Lire les signes des temps
La présence à soi qu’implique le bien commun entraine à vivre le réalisme de la vie, non seulement en sortant de l’indifférence, mais aussi en s’appliquant à décoder les signes qu’émet la vie sociale pour savoir être présent par son engagement à la vie de son peuple, de sa nation. Lire les signes des temps, c’est accueillir l’émergence éthique dont nous laisse le message l’élection présidentielle.
Le premier défi est celui de la présence réelle à soi et à la vie de sa nation, conscient que :
« la personne ne peut pas trouver sa propre réalisation uniquement en elle-même, c'est-à-dire
indépendamment de son être « avec » et pour les autres » .1
Vivre de la conscience de cette connexion ou conjonction de la vie personnelle et sociale est ce qui sauve l’individu autant que la société aujourd’hui. Le leurre (ou la méprise) pour l’individu, c’est de croire ou de vouloir se sauver isolément, en oubliant égoïstement tout le reste, or « tout est lié ».
L’individu, séparé de la société, même bien enveloppé dans sa tour d’ivoire sécurisée et pourvu de tout et du superflu, peut bien faire l’expérience du malaise de vivre s’il vit une pauvreté au plan relationnel, et surtout s’il perd de vue la relation à la Transcendance.
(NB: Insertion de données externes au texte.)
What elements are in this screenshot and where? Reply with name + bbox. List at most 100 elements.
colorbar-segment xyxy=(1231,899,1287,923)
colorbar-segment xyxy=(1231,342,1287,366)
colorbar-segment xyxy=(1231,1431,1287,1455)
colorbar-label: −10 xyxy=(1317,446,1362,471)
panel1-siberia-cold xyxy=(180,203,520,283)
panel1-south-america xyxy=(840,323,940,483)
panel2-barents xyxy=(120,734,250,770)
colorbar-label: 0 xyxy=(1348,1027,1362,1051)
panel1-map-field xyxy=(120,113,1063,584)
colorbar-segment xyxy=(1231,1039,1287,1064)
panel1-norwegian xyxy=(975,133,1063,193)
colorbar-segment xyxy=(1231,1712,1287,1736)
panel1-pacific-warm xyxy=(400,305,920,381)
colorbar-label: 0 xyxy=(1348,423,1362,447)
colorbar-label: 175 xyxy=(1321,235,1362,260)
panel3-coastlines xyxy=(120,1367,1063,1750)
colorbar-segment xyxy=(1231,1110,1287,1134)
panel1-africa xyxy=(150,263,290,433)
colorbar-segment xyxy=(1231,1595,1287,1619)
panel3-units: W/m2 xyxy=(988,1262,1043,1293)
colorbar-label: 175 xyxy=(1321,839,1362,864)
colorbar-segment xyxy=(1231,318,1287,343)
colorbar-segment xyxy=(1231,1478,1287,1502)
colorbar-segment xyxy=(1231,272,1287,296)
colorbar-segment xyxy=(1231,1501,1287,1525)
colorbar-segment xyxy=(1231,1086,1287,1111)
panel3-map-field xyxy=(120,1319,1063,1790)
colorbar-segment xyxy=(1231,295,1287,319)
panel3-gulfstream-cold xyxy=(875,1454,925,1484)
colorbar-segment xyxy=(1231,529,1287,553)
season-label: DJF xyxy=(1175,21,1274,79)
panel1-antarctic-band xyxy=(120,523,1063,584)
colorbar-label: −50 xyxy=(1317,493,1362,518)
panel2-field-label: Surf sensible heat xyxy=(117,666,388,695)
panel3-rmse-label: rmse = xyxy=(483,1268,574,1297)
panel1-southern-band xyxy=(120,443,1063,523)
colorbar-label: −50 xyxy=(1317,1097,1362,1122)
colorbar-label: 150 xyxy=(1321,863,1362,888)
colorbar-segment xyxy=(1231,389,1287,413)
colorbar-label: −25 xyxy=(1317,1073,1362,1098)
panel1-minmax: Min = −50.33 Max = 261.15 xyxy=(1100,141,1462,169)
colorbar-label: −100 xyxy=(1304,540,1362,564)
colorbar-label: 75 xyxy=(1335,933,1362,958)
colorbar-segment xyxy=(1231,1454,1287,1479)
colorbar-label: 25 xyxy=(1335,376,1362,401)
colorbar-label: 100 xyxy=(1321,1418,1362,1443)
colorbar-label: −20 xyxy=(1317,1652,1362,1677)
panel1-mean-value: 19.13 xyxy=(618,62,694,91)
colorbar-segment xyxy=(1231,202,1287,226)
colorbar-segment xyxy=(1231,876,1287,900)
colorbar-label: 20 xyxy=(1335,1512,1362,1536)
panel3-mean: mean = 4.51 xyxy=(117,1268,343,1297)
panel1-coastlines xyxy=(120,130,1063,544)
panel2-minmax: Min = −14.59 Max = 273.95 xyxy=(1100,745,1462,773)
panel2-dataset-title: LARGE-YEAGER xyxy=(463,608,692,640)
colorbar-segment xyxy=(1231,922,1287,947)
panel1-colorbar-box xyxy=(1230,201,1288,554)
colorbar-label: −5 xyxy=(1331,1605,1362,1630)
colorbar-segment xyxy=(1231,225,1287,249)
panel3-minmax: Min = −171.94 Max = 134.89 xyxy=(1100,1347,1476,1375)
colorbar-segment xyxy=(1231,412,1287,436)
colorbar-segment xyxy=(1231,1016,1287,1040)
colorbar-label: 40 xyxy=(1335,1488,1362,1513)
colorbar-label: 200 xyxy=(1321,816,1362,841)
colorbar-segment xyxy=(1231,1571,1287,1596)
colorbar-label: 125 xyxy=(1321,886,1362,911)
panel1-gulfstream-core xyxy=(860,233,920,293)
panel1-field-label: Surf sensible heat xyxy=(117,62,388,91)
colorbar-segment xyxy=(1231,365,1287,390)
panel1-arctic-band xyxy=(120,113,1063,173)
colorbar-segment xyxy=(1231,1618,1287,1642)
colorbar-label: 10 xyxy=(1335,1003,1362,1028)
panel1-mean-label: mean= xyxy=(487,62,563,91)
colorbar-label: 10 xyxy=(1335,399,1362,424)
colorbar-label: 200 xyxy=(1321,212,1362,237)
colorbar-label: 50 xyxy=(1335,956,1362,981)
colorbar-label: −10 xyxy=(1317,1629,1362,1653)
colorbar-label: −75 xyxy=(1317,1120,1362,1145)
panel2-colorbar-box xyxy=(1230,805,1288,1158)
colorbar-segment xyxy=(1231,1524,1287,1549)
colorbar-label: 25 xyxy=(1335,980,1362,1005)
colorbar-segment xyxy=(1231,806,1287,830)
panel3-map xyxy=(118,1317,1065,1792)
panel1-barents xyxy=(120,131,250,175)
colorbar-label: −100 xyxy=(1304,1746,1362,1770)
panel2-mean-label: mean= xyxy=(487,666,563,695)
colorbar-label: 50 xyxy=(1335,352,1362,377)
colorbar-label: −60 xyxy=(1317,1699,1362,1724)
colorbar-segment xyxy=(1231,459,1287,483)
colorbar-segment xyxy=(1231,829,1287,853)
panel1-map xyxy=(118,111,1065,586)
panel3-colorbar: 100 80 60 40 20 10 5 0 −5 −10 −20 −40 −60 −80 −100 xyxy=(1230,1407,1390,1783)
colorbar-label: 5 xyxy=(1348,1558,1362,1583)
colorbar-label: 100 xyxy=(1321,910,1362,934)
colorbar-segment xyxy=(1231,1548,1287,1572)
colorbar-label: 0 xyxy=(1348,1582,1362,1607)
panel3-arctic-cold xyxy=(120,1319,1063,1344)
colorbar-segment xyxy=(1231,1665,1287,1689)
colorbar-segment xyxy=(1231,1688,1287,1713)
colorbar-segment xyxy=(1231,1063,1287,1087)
Le Cardinal Angelo Comastri en présente un exemple dans un opuscule pastoral, Educhiamo i figli (Eduquons les enfants) :
« Une jeune fille est trouvée morte dans une toilette d’une station de Rome. Elle a laissé un testament
que chaque parent et chaque éducateur devrait longuement et sérieusement méditer. La jeune fille, se
référant à ses parents, a écrit des mots d’une implacable lucidité :
« Je reconnais que vous m’avez aimée, mais vous n’avez pas été capables de me faire du bien. Vous
m’avez tout donné, et même le superflu, mais vous ne m’avez pas donné l’indispensable : vous ne
m’avez pas indiqué un idéal pour lequel il valait la peine de vivre ! C’est pour cela que j’ai décidé de
m’ôter la vie ! Pardonnez-moi, mais je n’ai pas d’autre choix » .2
Un tel exemple, au-delà de l’illustration dramatique qu’elle est de la réalité, montre comment il importe d’éduquer aux valeurs qui élèvent notre humanité et à la vie relationnelle au sens plénier. On sait alors conséquemment mettre l’accent sur la relation aux autres, à qui l’on sait s’adresser en cas de besoin et la relation à Dieu, Principe et fin de toute chose.
Un second défi que nous pourrions souligner ici, en lien avec le bien commun est le défi éthique. L’élection présidentielle que nous avons passée en cette année 2016 peut en être l’exemple.
On a appris et on a sans doute expérimenté combien l’argent-roi a davantage plus convaincu que la beauté et la pertinence des projets de société. Certains ont sans doute fait leur option, non en conscience, mais convaincus par le plus offrant. Avons-nous été capables de vendre notre nation pour des intérêts immédiats ou avons-nous pu transcender ces intérêts pour viser ce qui sauvegarde le bien commun ? Dans cette interrogation se place précisément le défi éthique. Qu’est-ce qui nous meut ? Sont-ce nos intérêts (si légitimes soient-ils) ou la visée d’un meilleur cadre pour chacun et pour tous ?
S’ouvrir au bien commun aujourd’hui, nous place devant la capacité à cerner notre lien intrinsèque à la société et la possibilité d’œuvrer pour un cadre éthique pour la vie nationale. Percevoir et vivre cela, c’est savoir cueillir les signes des temps pour ouvrir notre vie personnelle et sociale à des lendemains meilleurs.
La victoire du Christ sur la mort que célèbre le mystère pascal nous confirme qu’il y a des valeurs pour lesquelles il vaut la peine d’être en mesure de donner sa vie : tout ce qui nous lie fondamentalement à la foi en Dieu et donc à la foi en l’homme, image et ressemblance de Dieu.